"Uy que mono está Max, le veo muy cambiado" -oigo decir a una señora en medio de la calle- "Sí es que le acabo de llevar al peluquero" -le responde su interlocutora- "La camiseta que lleva es superfashion" -remarca la primera- aludiendo, sin duda, a la indumentaria de Max que, a la sazón, va vestido con una zamarra que recuerda a la de la selección de Argentina. "Ya ves, es tan caprichoso que siempre quiere salir a la calle con ella". "Pues le queda ideal", fue la última frase que escuché ya en la distancia.

Se trataría de una charla anodina de no ser por la circunstancia de que el inquieto Max (no paraba de dar vueltas sobre si mismo) no es, como habrán supuesto, un travieso niño que va de la mano de su encantadora madre.

Max va sujeto por una correa extensible y es un perro de la raza "yorkshire". Aunque la "humanización" de Max parece excesiva, no se trata de un fenómeno extraño, se produce, en mayor o menor medida, en casi todas las personas que poseen "mascotas".

En su "Teoría de la clase ociosa" Thorstein Veblen califica la posesión de estos animales caseros como un signo de "prestigio social" ya que su característica principal es la de ser completamente inútiles (improductivos) y, por tanto, sus propietarios los muestran como un "adorno", algo superfluo que pueden permitirse el lujo de poseer.

Nadie pasea una gallina, un cerdo o una cabra. Son especímenes lastrados por el sambenito de generar beneficios para sus dueños. No poseen glamour al resultar incompatible su posesión con el sentido ocioso que se les exige.

A pesar de ser el más sucio y el de hábitos más molestos de los animales de compañía, el perro es el rey de las mascotas. Su ventaja primordial es su extraordinario instinto para el servilismo.

El perro es el perfecto vasallo: posee el don de la ciega obediencia y la prontitud del esclavo a la hora de averiguar los deseos de su amo.

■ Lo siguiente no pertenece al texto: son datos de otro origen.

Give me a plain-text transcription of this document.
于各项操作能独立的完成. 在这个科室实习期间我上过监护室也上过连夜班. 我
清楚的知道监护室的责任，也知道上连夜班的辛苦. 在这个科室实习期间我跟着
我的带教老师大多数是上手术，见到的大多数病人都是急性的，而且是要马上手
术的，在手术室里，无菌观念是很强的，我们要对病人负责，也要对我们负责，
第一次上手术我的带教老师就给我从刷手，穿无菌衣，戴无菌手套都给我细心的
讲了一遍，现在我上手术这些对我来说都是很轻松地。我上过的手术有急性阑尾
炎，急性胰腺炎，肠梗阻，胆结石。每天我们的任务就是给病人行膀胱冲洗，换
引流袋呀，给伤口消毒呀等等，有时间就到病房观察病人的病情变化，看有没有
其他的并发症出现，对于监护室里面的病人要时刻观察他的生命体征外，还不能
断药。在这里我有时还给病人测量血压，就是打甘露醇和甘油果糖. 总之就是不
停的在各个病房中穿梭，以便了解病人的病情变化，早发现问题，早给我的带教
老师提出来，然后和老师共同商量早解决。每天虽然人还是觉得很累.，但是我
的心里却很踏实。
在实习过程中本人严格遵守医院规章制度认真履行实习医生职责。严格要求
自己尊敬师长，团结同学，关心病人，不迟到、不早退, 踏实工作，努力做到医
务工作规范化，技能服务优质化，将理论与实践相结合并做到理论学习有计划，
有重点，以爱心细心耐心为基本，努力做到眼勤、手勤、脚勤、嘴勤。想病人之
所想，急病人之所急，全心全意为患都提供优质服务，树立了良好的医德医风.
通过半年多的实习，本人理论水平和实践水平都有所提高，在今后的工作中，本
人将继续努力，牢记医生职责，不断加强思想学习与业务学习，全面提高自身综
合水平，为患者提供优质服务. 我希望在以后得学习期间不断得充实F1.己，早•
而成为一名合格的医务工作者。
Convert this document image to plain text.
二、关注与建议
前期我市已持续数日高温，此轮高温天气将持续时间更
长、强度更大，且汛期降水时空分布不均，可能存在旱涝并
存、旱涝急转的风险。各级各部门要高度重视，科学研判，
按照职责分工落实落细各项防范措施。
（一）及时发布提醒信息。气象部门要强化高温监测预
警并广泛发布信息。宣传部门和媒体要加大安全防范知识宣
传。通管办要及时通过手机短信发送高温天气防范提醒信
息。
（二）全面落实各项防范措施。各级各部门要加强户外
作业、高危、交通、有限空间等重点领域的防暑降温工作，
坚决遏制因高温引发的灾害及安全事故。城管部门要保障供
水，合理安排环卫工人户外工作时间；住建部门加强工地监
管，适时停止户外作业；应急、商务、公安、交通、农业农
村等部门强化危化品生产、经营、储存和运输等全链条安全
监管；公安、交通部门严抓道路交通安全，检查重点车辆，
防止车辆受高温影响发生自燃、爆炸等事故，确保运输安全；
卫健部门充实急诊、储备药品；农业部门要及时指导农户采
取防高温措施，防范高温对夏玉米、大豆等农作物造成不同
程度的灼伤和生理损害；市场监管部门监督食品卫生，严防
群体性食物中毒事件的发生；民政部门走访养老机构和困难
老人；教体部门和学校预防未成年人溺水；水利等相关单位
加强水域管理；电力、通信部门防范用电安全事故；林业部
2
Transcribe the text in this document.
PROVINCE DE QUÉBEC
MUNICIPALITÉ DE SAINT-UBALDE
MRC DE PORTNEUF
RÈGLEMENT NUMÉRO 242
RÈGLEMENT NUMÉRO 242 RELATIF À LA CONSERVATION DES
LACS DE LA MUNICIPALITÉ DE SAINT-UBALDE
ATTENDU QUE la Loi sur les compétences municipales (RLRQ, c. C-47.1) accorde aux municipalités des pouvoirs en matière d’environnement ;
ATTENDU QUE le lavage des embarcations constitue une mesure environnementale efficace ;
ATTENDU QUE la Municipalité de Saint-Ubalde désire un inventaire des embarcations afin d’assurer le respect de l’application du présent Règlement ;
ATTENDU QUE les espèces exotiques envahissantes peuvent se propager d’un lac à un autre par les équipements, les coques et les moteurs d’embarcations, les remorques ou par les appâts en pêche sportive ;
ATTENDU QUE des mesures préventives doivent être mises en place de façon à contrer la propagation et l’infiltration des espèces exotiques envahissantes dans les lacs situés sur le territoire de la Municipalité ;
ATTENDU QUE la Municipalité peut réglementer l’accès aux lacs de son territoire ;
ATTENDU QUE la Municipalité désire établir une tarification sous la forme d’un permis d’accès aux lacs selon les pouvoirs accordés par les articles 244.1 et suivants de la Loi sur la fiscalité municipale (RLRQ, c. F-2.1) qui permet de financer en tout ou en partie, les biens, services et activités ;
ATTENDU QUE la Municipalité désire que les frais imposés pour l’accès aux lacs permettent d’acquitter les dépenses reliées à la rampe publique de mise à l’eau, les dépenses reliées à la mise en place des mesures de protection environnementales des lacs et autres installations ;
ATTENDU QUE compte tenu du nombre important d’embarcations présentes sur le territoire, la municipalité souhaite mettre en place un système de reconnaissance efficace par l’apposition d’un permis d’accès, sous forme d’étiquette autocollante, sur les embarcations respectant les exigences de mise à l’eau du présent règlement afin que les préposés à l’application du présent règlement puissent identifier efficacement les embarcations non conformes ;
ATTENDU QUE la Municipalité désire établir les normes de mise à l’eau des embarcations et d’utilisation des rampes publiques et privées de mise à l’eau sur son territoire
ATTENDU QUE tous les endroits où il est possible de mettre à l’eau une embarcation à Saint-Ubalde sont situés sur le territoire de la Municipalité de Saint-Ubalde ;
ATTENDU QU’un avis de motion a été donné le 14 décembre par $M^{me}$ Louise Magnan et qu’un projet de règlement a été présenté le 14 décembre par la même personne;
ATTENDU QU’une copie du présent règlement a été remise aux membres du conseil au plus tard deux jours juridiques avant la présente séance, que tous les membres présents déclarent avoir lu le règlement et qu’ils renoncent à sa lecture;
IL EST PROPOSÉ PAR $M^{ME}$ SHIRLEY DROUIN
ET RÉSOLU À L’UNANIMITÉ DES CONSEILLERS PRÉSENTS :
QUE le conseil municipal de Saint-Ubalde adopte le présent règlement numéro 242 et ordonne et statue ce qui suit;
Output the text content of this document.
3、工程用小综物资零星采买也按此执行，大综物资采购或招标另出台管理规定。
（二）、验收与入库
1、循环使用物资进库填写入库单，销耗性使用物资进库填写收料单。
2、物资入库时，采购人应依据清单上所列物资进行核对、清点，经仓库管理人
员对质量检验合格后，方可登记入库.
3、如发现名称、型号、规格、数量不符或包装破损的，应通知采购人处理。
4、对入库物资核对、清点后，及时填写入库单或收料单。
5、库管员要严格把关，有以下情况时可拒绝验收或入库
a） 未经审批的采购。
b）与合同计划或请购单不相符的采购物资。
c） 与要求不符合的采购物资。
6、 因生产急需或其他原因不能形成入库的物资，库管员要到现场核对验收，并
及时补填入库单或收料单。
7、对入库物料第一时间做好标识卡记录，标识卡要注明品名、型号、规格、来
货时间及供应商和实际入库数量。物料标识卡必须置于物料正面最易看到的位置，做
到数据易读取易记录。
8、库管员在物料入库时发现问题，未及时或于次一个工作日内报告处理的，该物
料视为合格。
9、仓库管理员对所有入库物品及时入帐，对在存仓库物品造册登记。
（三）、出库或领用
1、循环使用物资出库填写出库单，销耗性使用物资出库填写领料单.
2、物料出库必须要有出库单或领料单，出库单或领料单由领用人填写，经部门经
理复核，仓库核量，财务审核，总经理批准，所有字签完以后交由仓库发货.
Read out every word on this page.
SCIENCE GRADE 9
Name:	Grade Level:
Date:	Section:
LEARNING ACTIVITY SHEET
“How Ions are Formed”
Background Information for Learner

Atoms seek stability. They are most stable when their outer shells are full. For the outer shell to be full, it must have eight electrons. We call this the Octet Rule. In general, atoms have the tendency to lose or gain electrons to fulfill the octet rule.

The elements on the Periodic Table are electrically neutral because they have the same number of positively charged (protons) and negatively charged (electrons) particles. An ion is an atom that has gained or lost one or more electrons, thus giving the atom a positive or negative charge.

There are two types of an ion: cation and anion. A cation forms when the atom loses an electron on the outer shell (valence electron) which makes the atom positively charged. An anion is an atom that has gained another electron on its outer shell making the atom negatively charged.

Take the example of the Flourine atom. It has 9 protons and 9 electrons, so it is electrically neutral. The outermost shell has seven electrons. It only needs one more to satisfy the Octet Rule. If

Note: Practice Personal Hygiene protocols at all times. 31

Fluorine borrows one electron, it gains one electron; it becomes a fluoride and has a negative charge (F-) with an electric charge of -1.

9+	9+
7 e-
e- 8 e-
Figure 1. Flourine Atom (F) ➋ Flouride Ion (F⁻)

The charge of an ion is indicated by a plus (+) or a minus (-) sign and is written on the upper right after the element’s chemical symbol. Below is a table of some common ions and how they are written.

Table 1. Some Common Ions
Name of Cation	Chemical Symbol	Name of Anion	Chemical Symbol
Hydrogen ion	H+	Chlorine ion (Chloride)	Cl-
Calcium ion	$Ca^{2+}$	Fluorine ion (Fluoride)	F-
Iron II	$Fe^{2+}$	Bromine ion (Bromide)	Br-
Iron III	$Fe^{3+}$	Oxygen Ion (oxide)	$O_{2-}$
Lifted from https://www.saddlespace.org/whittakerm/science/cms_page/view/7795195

Al mismo tiempo la actitud servil respecto al dueño la compagina con una gran inclinación a fastidiar al resto de humanos (lo que, en cierto sentido, refuerza más el ego de su propietario).

Si estos vigilasen para que sus chuchos no importunasen a quienes preferimos deambular sin compañía canina, entonces a lo mejor empezamos a apreciar las monerías de Max y sus congéneres.